Ankit Bhatia, MD, an advanced HF cardiologist at Christ Hospital in Cincinnati, who was not part of the study, said in an interview the use of telehealth in 85% of patients may be higher than the norm at most centers but that the study provides much-needed data.

“I’m really appreciative of a study like this because we were all in such a rush last year to get patients seen that very few people thought how could we design a study to really ensure we’re treating our patients within an equipoise with prior practices,” he said.

“The fact that they were able to do that [85%] and demonstrate in a propensity-matched analysis that outcomes were similar really just shows that telehealth is a strategy that we can use well in patients with heart failure to extend our ability to take care of them,” said Dr. Bhatia, a member of the American College of Cardiology Health Care Innovation Council.

Even beyond the pandemic, he said, the trend in health care is for patients to want health care delivered closer to home and for health care systems to become more patient centric. “This accelerated that but what I think this study showed me was that it’s okay to have this be part of my care model and I’m not sacrificing on my patient care if I choose to intersperse telehealth with inpatient visits.”

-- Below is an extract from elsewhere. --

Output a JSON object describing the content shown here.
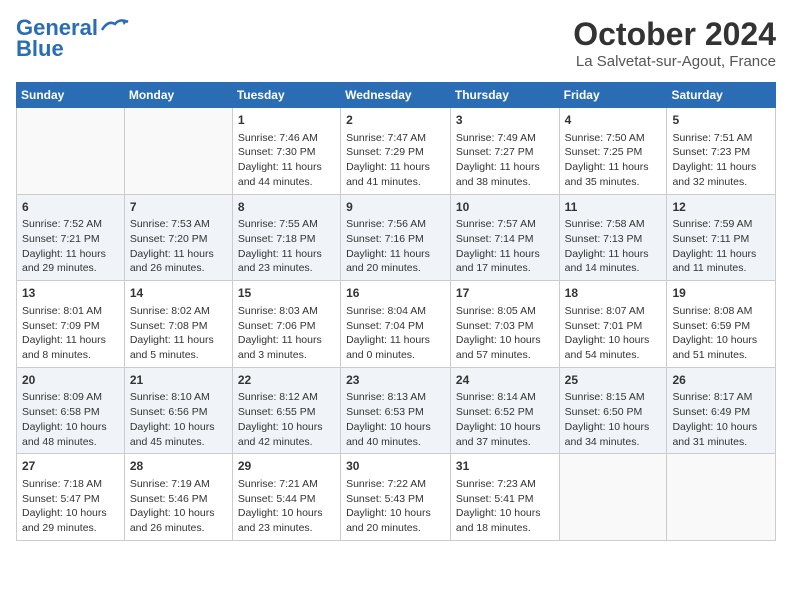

Besides the inherent limitations of retrospective studies, the authors noted that diagnoses in the study were based on ICD-10 codes and that subsequent ED visits or hospitalizations outside the single system may have been underreported. A further limitation is that they could not identify the cause of death or reasons for hospital encounters.

“Further data are needed to confirm the relative safety of a telehealth strategy in the HF population over a more sustained period of time, although we hypothesize that greater risks would be observed early after telehealth visits, where patients’ acuity might be misjudged,” they wrote.

Dr. Sperry is a consultant to Pfizer and Alnylam. Coauthor John A. Spertus is the principal investigator of grants from National Institutes of Health, Abbott Vascular, and the American College of Cardiology Foundation; is a consultant to Janssen, Novartis, Amgen, Myokardia, AstraZeneca, Bayer, and Merck; serves on the scientific advisory board of United Healthcare and the board of directors for Blue Cross Blue Shield of Kansas City; owns the copyright to the Kansas City Cardiomyopathy Questionnaire, Seattle Angina Questionnaire, and Peripheral Artery Questionnaire; and has an equity interest in Health Outcomes Sciences. All other authors and Dr. Bhatia reported no relevant conflicts.

A version of this article first appeared on Medscape.com.